Ein Besuch des Sempione Parks zahlt sich hingegen sehr aus. Wir hatten Mitte Oktober richtig Glück, und konnten bei über 20 Grad am Wochenende im Park entspannen und bei einem italienischen Bier das spätsommerliche Wetter genießen. Am Rande des Parks befindet sich außerdem das Castello und, für Fußballfans interessant, das historische Mailänder Stadion.

Das im Zentrum liegende Viertel Brera ist neben Isola wohl eines der schönsten Viertel Mailands, wobei Brera deutlich eleganter ist und sich Isola noch etwas ursprünglicher zeigt. Besonders in Brera gibt es viele Restaurants, Cafes und Shops, die zu einem Besuch einladen. In Isola ist alles noch etwas ruhiger.
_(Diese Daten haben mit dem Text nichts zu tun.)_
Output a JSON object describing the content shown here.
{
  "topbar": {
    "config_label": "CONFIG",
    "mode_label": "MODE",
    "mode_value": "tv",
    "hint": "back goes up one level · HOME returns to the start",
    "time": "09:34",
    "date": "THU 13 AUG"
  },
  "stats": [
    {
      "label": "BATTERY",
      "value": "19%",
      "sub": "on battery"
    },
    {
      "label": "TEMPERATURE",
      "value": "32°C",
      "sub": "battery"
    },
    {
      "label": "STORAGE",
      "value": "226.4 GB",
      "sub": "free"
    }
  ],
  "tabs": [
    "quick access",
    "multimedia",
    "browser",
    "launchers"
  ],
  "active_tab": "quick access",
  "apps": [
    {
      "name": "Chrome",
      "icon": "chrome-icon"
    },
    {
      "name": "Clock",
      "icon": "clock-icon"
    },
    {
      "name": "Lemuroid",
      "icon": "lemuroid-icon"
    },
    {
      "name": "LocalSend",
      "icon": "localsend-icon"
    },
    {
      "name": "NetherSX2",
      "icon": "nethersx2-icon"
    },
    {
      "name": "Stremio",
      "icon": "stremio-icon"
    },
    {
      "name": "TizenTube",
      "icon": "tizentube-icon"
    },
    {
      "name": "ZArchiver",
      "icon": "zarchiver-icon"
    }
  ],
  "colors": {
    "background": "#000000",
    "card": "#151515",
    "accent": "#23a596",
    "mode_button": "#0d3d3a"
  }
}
Das Viertel hat noch eher seinen ursprünglichen, künstlerischen Charakter behalten und präsentiert sich eher alternativ und „hipster“-like.
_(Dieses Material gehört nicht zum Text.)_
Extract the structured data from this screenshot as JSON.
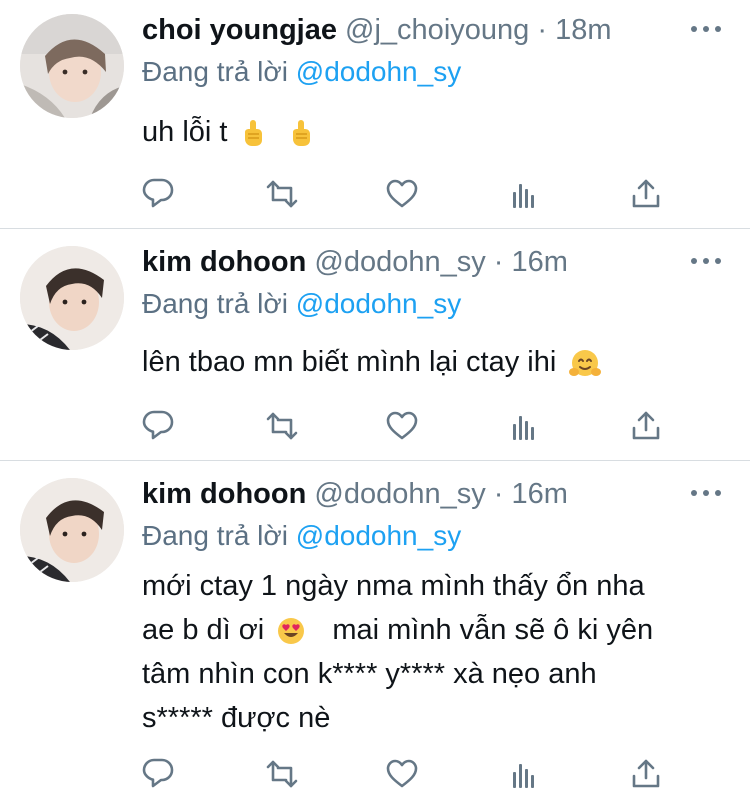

Mein Tipp: In Brera oder auf der Garibaldi und seinen Nebenstraßen in eine der Restaurants einkehren. Am Corso Como ists nur touristisch, sonst nicht viel.

Ein weiteres Highlight ist das Viertel um den Naviglio Grande. Zwar schon recht touristisch aber vor allem Abends ist es ein auch bei Italienern sehr beliebtes und lebhaftes Viertel mit vielen einladenden Restaurants und Bars.

Bei Tag
Bei Nacht

Sehr sehenswert ist das Museo della scenza, dass unter anderem sehr viele der Erfindungen des grandiosen Leonardo da Vinci ausstellt. Beeindruckend, wie er seiner Zeit teilweise weit voraus war.
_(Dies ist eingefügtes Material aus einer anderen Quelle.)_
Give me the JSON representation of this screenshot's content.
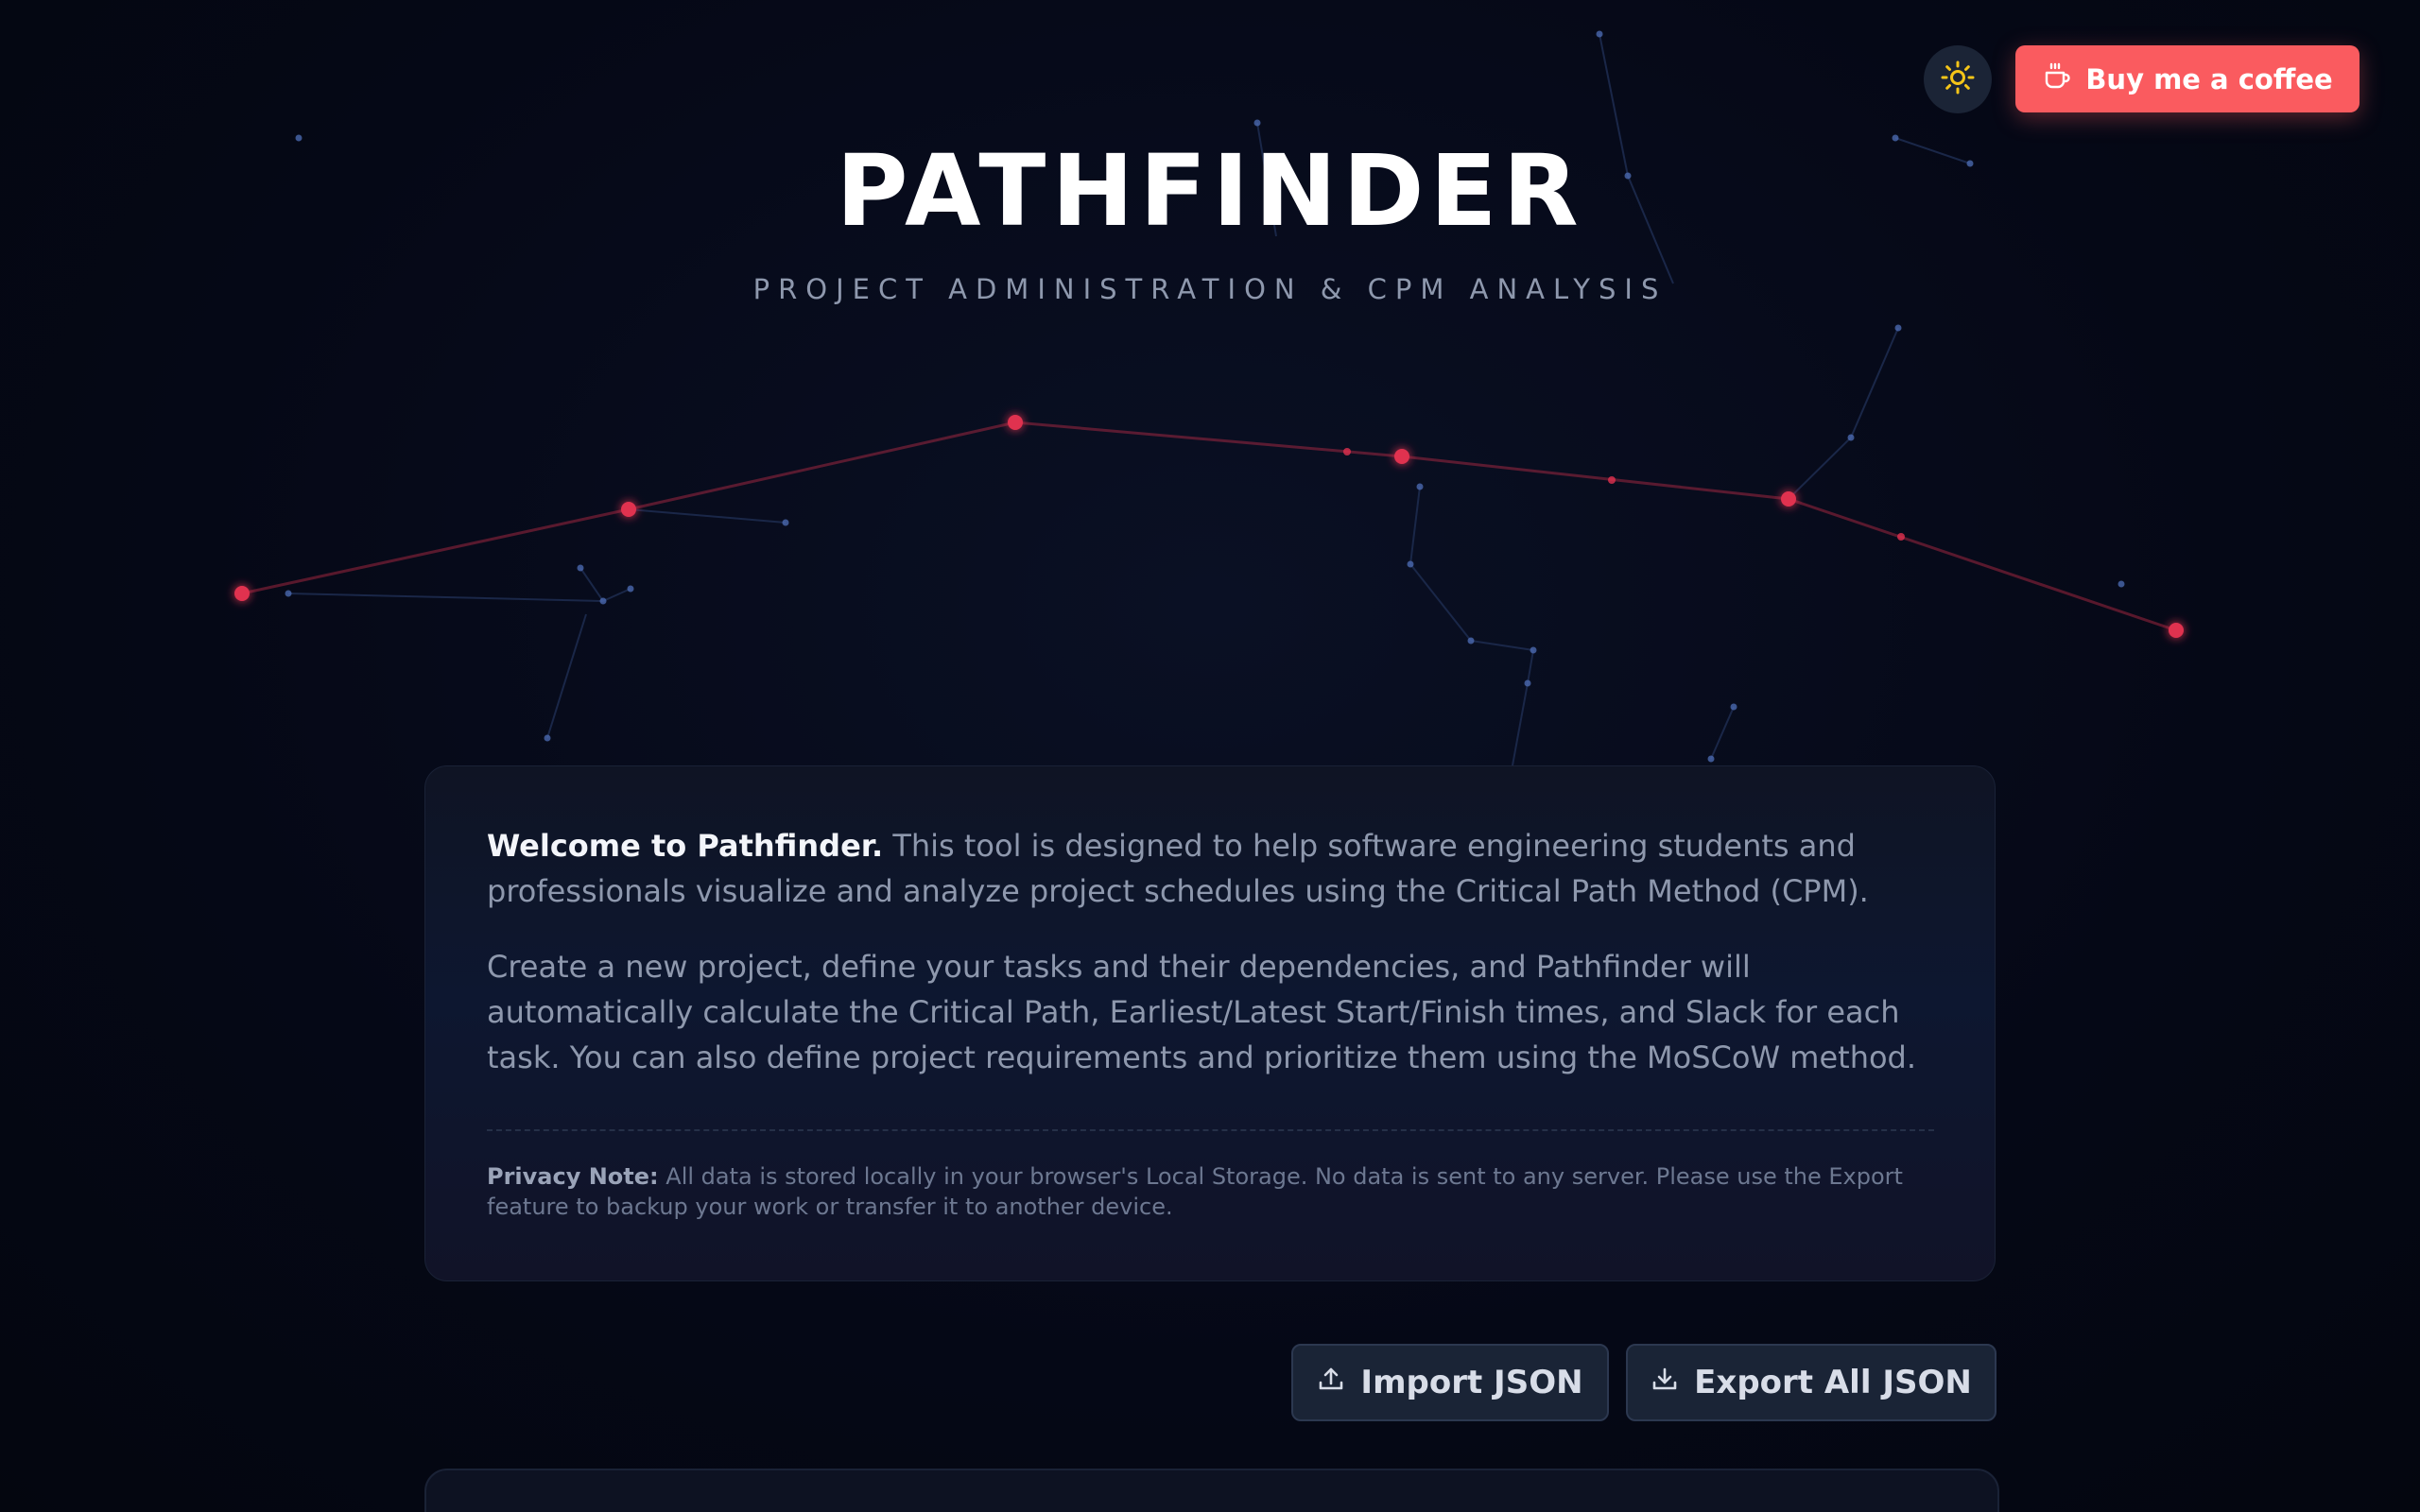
{
  "header": {
    "title": "PATHFINDER",
    "subtitle": "PROJECT ADMINISTRATION & CPM ANALYSIS"
  },
  "top_actions": {
    "theme_toggle_icon": "sun-icon",
    "coffee_label": "Buy me a coffee",
    "coffee_icon": "coffee-cup-icon"
  },
  "welcome": {
    "intro_bold": "Welcome to Pathfinder.",
    "intro_text": " This tool is designed to help software engineering students and professionals visualize and analyze project schedules using the Critical Path Method (CPM).",
    "body": "Create a new project, define your tasks and their dependencies, and Pathfinder will automatically calculate the Critical Path, Earliest/Latest Start/Finish times, and Slack for each task. You can also define project requirements and prioritize them using the MoSCoW method.",
    "privacy_label": "Privacy Note:",
    "privacy_text": " All data is stored locally in your browser's Local Storage. No data is sent to any server. Please use the Export feature to backup your work or transfer it to another device."
  },
  "data_actions": {
    "import_label": "Import JSON",
    "import_icon": "upload-icon",
    "export_label": "Export All JSON",
    "export_icon": "download-icon"
  },
  "colors": {
    "background": "#050816",
    "accent_red": "#e0314f",
    "node_blue": "#4f6fb8",
    "coffee_button": "#fa5b5f",
    "sun": "#f5c518"
  }
}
Sonntag Abend stand dann schließlich das 304. Mailänder Derby am Programm. In Italien ist das Derby als Derby della Madonnina bekannt. Der Name bezieht sich auf die vergoldete Madonnenstatue der Jungfrau Maria auf einer Spitze des Mailänder Doms, die im Volksmund nur La Madonnina genannt wird.Die Vorfreude war schon den ganzen Tag über riesig. Endlich aus der vollen U-Bahn draußen waren wir schon alleine vom Blick auf das Stadion begeistert. Im Fanshop, in dem zu meiner Verwunderung Fanartikel beider Vereine zu kaufen gab, deckten ich mich noch rasch mit einem Inter T-Shirt ein und schon ging es in den zweiten Rang des Stadions, gleich neben der Fankurve Inter Mailands. Bereits eine Stunde vor Spielbeginn war das Stadion fast komplett gefüllt, und die Fankurven waren schon bester Laune. Auf den Längstribünen war das Publikum jedoch bunt gemischt, ohne dass ich auch nur irgendwelche Auseinandersetzungen mitbekommen hätte. Das ist top! Kurz vor Spielbeginn wurde es erstmals richtig laut. Der Spielverlauf trug seinen Teil dazu bei, dass die Stimmung immer besser wurde. Schließlich gewann Inter Mailand das Spiel mit einem Elfmeter in letzter Minute 3:2. Damit stand das Stadion endgültig Kopf. Und wir waren richtig glücklich über das spannende Match und dem gelungenen Besuch.

Mein Tipp: Erkundige dich rechtzeitig, wann der freie Verkauf startet. Das Spiel war fast ausverkauft. Und reise rechtzeitig an. Tickets sind in Italien personalisiert. Vergiss also deinen Reisepass nicht.

Warst du schon einmal auf einem Fußballspiel in Italien? Wie waren deine Erfahrungen?